Given the short time frame we are talking about and the inherent volatility of the stock market and the fact that US markets are at a near all-time high, it feels like investing the money in stocks is questionable choice. The upside is probably minimal given certain long term metrics like the Shiller PE/CAPE, and even if you are not a bear, you have to be open to the possibility of at least a 20% slide to the downside at any time in the next few years. When it comes to my parents, this is not a trade-off I am willing to make(at least at these valuations).
So where else does one dig for returns that are reasonably stable in the short term and that don't risk forever saddling you with guilt for blowing Mom and Dad's savings?

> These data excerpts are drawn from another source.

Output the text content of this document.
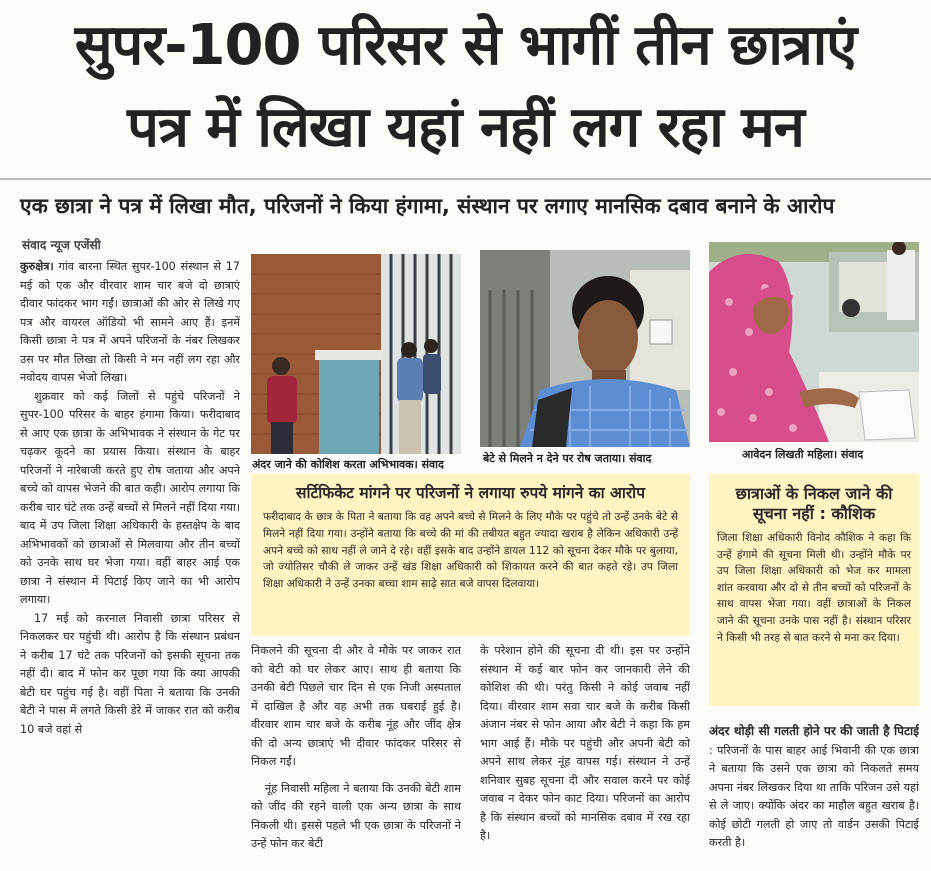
सुपर-100 परिसर से भागीं तीन छात्राएं
पत्र में लिखा यहां नहीं लग रहा मन
एक छात्रा ने पत्र में लिखा मौत, परिजनों ने किया हंगामा, संस्थान पर लगाए मानसिक दबाव बनाने के आरोप
संवाद न्यूज एजेंसी

कुरुक्षेत्र। गांव बारना स्थित सुपर-100 संस्थान से 17 मई को एक और वीरवार शाम चार बजे दो छात्राएं दीवार फांदकर भाग गईं। छात्राओं की ओर से लिखे गए पत्र और वायरल ऑडियो भी सामने आए हैं। इनमें किसी छात्रा ने पत्र में अपने परिजनों के नंबर लिखकर उस पर मौत लिखा तो किसी ने मन नहीं लग रहा और नवोदय वापस भेजो लिखा।

शुक्रवार को कई जिलों से पहुंचे परिजनों ने सुपर-100 परिसर के बाहर हंगामा किया। फरीदाबाद से आए एक छात्रा के अभिभावक ने संस्थान के गेट पर चढ़कर कूदने का प्रयास किया। संस्थान के बाहर परिजनों ने नारेबाजी करते हुए रोष जताया और अपने बच्चे को वापस भेजने की बात कही। आरोप लगाया कि करीब चार घंटे तक उन्हें बच्चों से मिलने नहीं दिया गया। बाद में उप जिला शिक्षा अधिकारी के हस्तक्षेप के बाद अभिभावकों को छात्राओं से मिलवाया और तीन बच्चों को उनके साथ घर भेजा गया। वहीं बाहर आई एक छात्रा ने संस्थान में पिटाई किए जाने का भी आरोप लगाया।

17 मई को करनाल निवासी छात्रा परिसर से निकलकर घर पहुंची थी। आरोप है कि संस्थान प्रबंधन ने करीब 17 घंटे तक परिजनों को इसकी सूचना तक नहीं दी। बाद में फोन कर पूछा गया कि क्या आपकी बेटी घर पहुंच गई है। वहीं पिता ने बताया कि उनकी बेटी ने पास में लगते किसी डेरे में जाकर रात को करीब 10 बजे वहां से

अंदर जाने की कोशिश करता अभिभावक। संवाद	बेटे से मिलने न देने पर रोष जताया। संवाद	आवेदन लिखती महिला। संवाद
सर्टिफिकेट मांगने पर परिजनों ने लगाया रुपये मांगने का आरोप
फरीदाबाद के छात्र के पिता ने बताया कि वह अपने बच्चे से मिलने के लिए मौके पर पहुंचे तो उन्हें उनके बेटे से मिलने नहीं दिया गया। उन्होंने बताया कि बच्चे की मां की तबीयत बहुत ज्यादा खराब है लेकिन अधिकारी उन्हें अपने बच्चे को साथ नहीं ले जाने दे रहे। वहीं इसके बाद उन्होंने डायल 112 को सूचना देकर मौके पर बुलाया, जो ज्योतिसर चौकी ले जाकर उन्हें खंड शिक्षा अधिकारी को शिकायत करने की बात कहते रहे। उप जिला शिक्षा अधिकारी ने उन्हें उनका बच्चा शाम साढ़े सात बजे वापस दिलवाया।
छात्राओं के निकल जाने की सूचना नहीं : कौशिक
जिला शिक्षा अधिकारी विनोद कौशिक ने कहा कि उन्हें हंगामे की सूचना मिली थी। उन्होंने मौके पर उप जिला शिक्षा अधिकारी को भेज कर मामला शांत करवाया और दो से तीन बच्चों को परिजनों के साथ वापस भेजा गया। वहीं छात्राओं के निकल जाने की सूचना उनके पास नहीं है। संस्थान परिसर ने किसी भी तरह से बात करने से मना कर दिया।

निकलने की सूचना दी और वे मौके पर जाकर रात को बेटी को घर लेकर आए। साथ ही बताया कि उनकी बेटी पिछले चार दिन से एक निजी अस्पताल में दाखिल है और वह अभी तक घबराई हुई है। वीरवार शाम चार बजे के करीब नूंह और जींद क्षेत्र की दो अन्य छात्राएं भी दीवार फांदकर परिसर से निकल गईं।

नूंह निवासी महिला ने बताया कि उनकी बेटी शाम को जींद की रहने वाली एक अन्य छात्रा के साथ निकली थी। इससे पहले भी एक छात्रा के परिजनों ने उन्हें फोन कर बेटी

के परेशान होने की सूचना दी थी। इस पर उन्होंने संस्थान में कई बार फोन कर जानकारी लेने की कोशिश की थी। परंतु किसी ने कोई जवाब नहीं दिया। वीरवार शाम सवा चार बजे के करीब किसी अंजान नंबर से फोन आया और बेटी ने कहा कि हम भाग आई हैं। मौके पर पहुंची और अपनी बेटी को अपने साथ लेकर नूंह वापस गई। संस्थान ने उन्हें शनिवार सुबह सूचना दी और सवाल करने पर कोई जवाब न देकर फोन काट दिया। परिजनों का आरोप है कि संस्थान बच्चों को मानसिक दबाव में रख रहा है।

अंदर थोड़ी सी गलती होने पर की जाती है पिटाई : परिजनों के पास बाहर आई भिवानी की एक छात्रा ने बताया कि उसने एक छात्रा को निकलते समय अपना नंबर लिखकर दिया था ताकि परिजन उसे यहां से ले जाए। क्योंकि अंदर का माहौल बहुत खराब है। कोई छोटी गलती हो जाए तो वार्डन उसकी पिटाई करती है।
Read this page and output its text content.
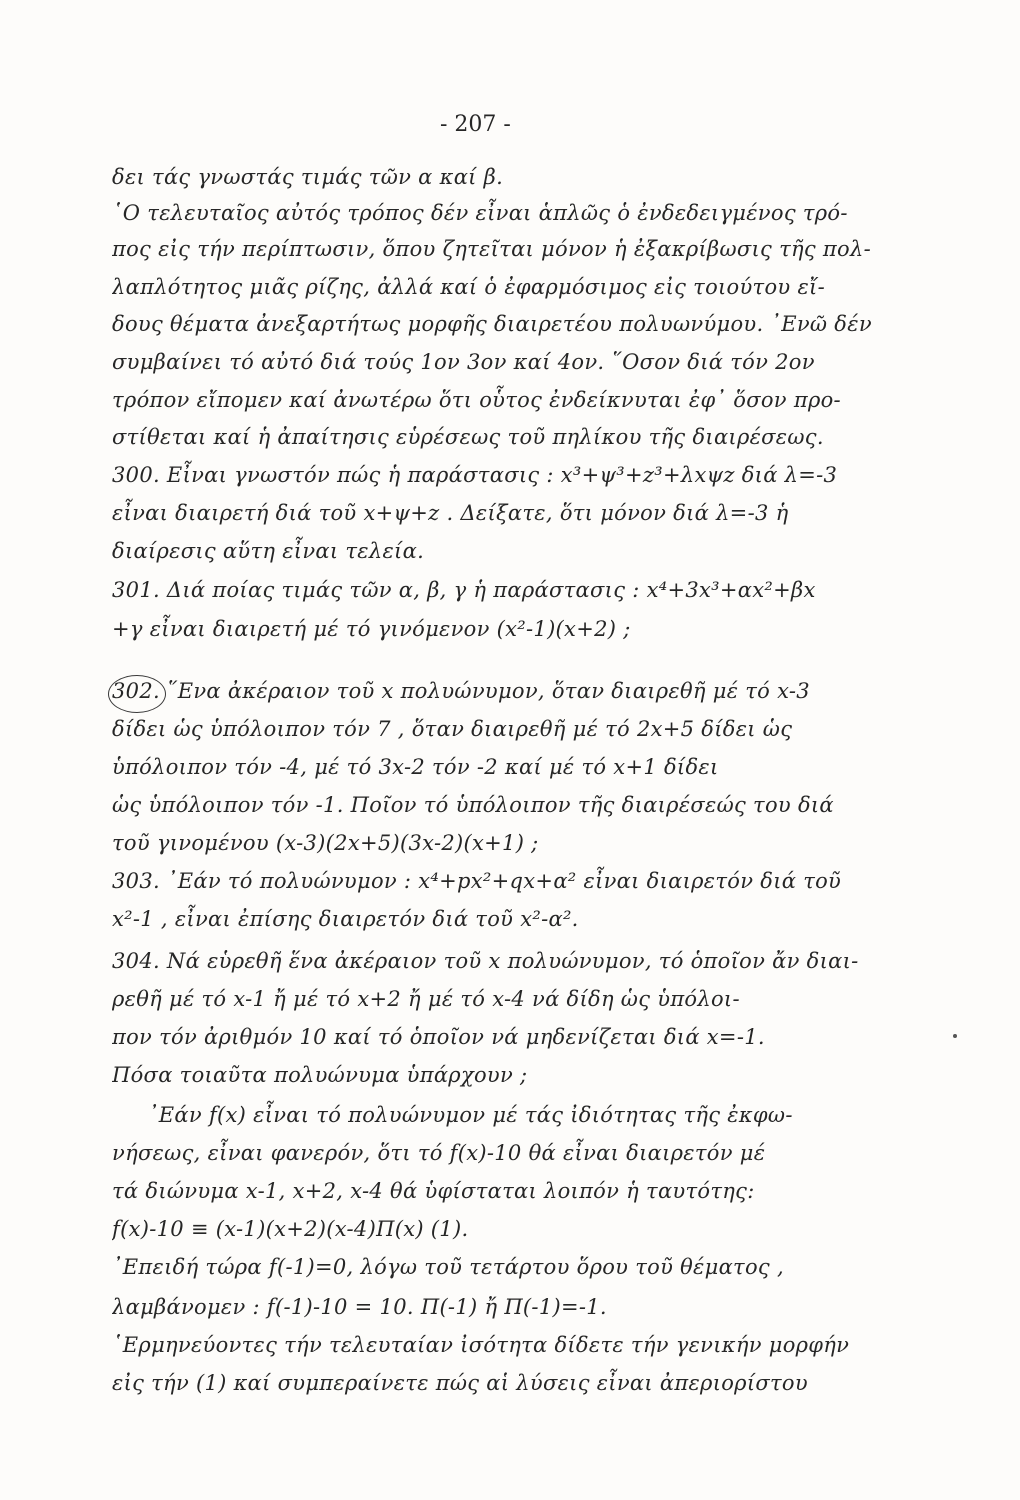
- 207 -

δει τάς γνωστάς τιμάς τῶν α καί β.

῾Ο τελευταῖος αὐτός τρόπος δέν εἶναι ἁπλῶς ὁ ἐνδεδειγμένος τρό-

πος εἰς τήν περίπτωσιν, ὅπου ζητεῖται μόνον ἡ ἐξακρίβωσις τῆς πολ-

λαπλότητος μιᾶς ρίζης, ἀλλά καί ὁ ἐφαρμόσιμος εἰς τοιούτου εἴ-

δους θέματα ἀνεξαρτήτως μορφῆς διαιρετέου πολυωνύμου. ᾿Ενῶ δέν

συμβαίνει τό αὐτό διά τούς 1ον 3ον καί 4ον. ῞Οσον διά τόν 2ον

τρόπον εἴπομεν καί ἀνωτέρω ὅτι οὗτος ἐνδείκνυται ἐφ᾿ ὅσον προ-

στίθεται καί ἡ ἀπαίτησις εὑρέσεως τοῦ πηλίκου τῆς διαιρέσεως.

300. Εἶναι γνωστόν πώς ἡ παράστασις : x³+ψ³+z³+λxψz διά λ=-3

εἶναι διαιρετή διά τοῦ x+ψ+z . Δείξατε, ὅτι μόνον διά λ=-3 ἡ

διαίρεσις αὕτη εἶναι τελεία.

301. Διά ποίας τιμάς τῶν α, β, γ ἡ παράστασις : x⁴+3x³+αx²+βx

+γ εἶναι διαιρετή μέ τό γινόμενον (x²-1)(x+2) ;

302. ῞Ενα ἀκέραιον τοῦ x πολυώνυμον, ὅταν διαιρεθῆ μέ τό x-3

δίδει ὡς ὑπόλοιπον τόν 7 , ὅταν διαιρεθῆ μέ τό 2x+5 δίδει ὡς

ὑπόλοιπον τόν -4, μέ τό 3x-2 τόν -2 καί μέ τό x+1 δίδει

ὡς ὑπόλοιπον τόν -1. Ποῖον τό ὑπόλοιπον τῆς διαιρέσεώς του διά

τοῦ γινομένου (x-3)(2x+5)(3x-2)(x+1) ;

303. ᾿Εάν τό πολυώνυμον : x⁴+px²+qx+α² εἶναι διαιρετόν διά τοῦ

x²-1 , εἶναι ἐπίσης διαιρετόν διά τοῦ x²-α².

304. Νά εὑρεθῆ ἕνα ἀκέραιον τοῦ x πολυώνυμον, τό ὁποῖον ἄν διαι-

ρεθῆ μέ τό x-1 ἤ μέ τό x+2 ἤ μέ τό x-4 νά δίδη ὡς ὑπόλοι-

πον τόν ἀριθμόν 10 καί τό ὁποῖον νά μηδενίζεται διά x=-1.

Πόσα τοιαῦτα πολυώνυμα ὑπάρχουν ;

᾿Εάν f(x) εἶναι τό πολυώνυμον μέ τάς ἰδιότητας τῆς ἐκφω-

νήσεως, εἶναι φανερόν, ὅτι τό f(x)-10 θά εἶναι διαιρετόν μέ

τά διώνυμα x-1, x+2, x-4 θά ὑφίσταται λοιπόν ἡ ταυτότης:

f(x)-10 ≡ (x-1)(x+2)(x-4)Π(x) (1).

᾿Επειδή τώρα f(-1)=0, λόγω τοῦ τετάρτου ὅρου τοῦ θέματος ,

λαμβάνομεν : f(-1)-10 = 10. Π(-1) ἤ Π(-1)=-1.

῾Ερμηνεύοντες τήν τελευταίαν ἰσότητα δίδετε τήν γενικήν μορφήν

εἰς τήν (1) καί συμπεραίνετε πώς αἱ λύσεις εἶναι ἀπεριορίστου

Just as with any other investor of any age, certainly the entire spectrum of investment options is open for consideration. However, the time frame constraints seem to strongly push the conversation towards the fixed income end of the investment spectrum. But even in the area of fixed income, changing interest rates challenge the wisdom of buying a total bond index(NASDAQ:BND) yielding between 2-3% with a duration of 5-6 years versus locking in the "wonderful" 2% on a 5 year CD offered by some internet banks.
Frankly from my viewpoint the 2% CD is just about the best option for most of the money.
Certainly I think you could argue for a very modest amount of a dividend stock or stock fund, but personally I could not see going beyond 20%. And yes for many a fixed annuity may make sense to provide a certain amount of guaranteed income for the rest of their life. But beyond that where does on look for the optimal investment?
So the question is, if you were managing the money for your 85 year old parents, what investments would you choose?